According to the Spectral Mapping Theorem, the eigenvalues of $f(A)$ are precisely $$f(1), f(2), f(-1)$$ and therefore since the determinant is the product of eigenvalues $$\det f(A) = f(1)f(2)f(-1).$$ In general we have $$\det f(A) = \prod_{\lambda \in \sigma(A)} f(\lambda)$$ where the eigenvalues are taken with multiplicity.

Answer 2

$\DeclareMathOperator{\Spec}{Spec}$If $A$ has all distinct eigenvalues, then it is of the form $S\Lambda S^{-1}$ where $S$ is the matrix of its eigenvectors and $\Lambda$ is the diagonal matrix of its eigenvalues --- this is the diagonalisation of $A$. If $f$ is a rational function, then you can easily show yourself that $f(S\Lambda S^{-1}) = S f(\Lambda) S^{-1}$, and consequently that the eigenvalues of $f(A)$ are precisely just $f(\lambda)$ where $\lambda$ is an eigenvalue of $A$. Then, use the fact that the determinant is a product of the eigenvalues to get, as also mentioned in the other answer, $$\det f(A) = \prod_{\lambda}f(\lambda)$$ where the product runs over all eigenvalues $\lambda$ of $A$.

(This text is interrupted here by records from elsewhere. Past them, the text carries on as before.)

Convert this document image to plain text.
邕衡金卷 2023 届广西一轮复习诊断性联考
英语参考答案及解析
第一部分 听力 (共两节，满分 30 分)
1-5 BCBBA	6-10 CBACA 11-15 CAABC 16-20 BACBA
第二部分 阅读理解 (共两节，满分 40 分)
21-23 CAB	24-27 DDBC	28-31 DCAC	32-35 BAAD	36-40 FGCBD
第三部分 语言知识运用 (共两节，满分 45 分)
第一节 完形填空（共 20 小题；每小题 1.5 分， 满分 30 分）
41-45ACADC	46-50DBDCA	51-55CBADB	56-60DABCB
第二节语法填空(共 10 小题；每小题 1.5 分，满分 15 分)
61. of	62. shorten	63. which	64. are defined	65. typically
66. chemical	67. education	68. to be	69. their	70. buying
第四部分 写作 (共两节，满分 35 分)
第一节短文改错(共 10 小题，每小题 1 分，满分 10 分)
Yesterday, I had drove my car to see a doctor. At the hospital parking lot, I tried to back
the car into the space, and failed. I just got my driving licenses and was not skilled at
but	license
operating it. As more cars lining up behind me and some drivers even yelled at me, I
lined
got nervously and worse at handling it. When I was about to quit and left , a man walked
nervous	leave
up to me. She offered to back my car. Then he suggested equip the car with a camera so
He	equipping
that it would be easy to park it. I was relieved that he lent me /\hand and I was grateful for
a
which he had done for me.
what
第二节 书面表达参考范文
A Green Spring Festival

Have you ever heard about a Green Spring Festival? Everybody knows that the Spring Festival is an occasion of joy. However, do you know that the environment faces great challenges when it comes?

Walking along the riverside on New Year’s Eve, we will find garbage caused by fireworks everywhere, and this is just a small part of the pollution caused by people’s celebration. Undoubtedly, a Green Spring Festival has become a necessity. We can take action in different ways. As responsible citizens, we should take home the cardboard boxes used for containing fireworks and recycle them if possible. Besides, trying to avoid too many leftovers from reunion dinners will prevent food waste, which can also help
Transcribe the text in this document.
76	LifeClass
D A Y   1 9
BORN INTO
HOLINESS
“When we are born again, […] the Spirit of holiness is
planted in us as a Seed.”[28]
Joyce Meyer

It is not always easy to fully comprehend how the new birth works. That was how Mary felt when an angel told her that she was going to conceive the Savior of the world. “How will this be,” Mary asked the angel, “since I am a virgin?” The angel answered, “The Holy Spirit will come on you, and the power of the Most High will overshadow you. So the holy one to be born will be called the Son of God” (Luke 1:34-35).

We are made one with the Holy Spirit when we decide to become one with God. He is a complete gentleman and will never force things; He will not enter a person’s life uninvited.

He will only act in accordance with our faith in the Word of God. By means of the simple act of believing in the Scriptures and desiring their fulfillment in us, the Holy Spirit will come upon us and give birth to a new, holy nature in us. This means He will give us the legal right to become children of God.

This also holds even if $A$ doesn't have distinct eigenvalues. This is because all matrices (over $\mathbb C$) admit a Jordan canonical form, which can be used similarly to the diagonalisation idea to solve the problem. In particular, we only need to solve it for each Jordan block of the form $$J=\begin{bmatrix}\lambda&1&&&\\&\lambda&1&&\\&&\ddots&&\\ &&&\lambda&1\\ &&&&\lambda\end{bmatrix}$$ which has eigenvalue $\lambda$, and you can check for yourself that $J^n$ indeed has eigenvalues $\lambda^n$ for all $n$. (Just work out $J^n$ explicitly and read off the diagonal elements.)

The conclusion can be summarised succinctly as $f(\Spec A) = \Spec f(A)$, where $\Spec$ (also written $\sigma$) denotes the "spectrum" of $A$, i.e. its set of eigenvalues counted with multiplicity. This solves your problem as the determinant is just the product over the spectrum of the matrix.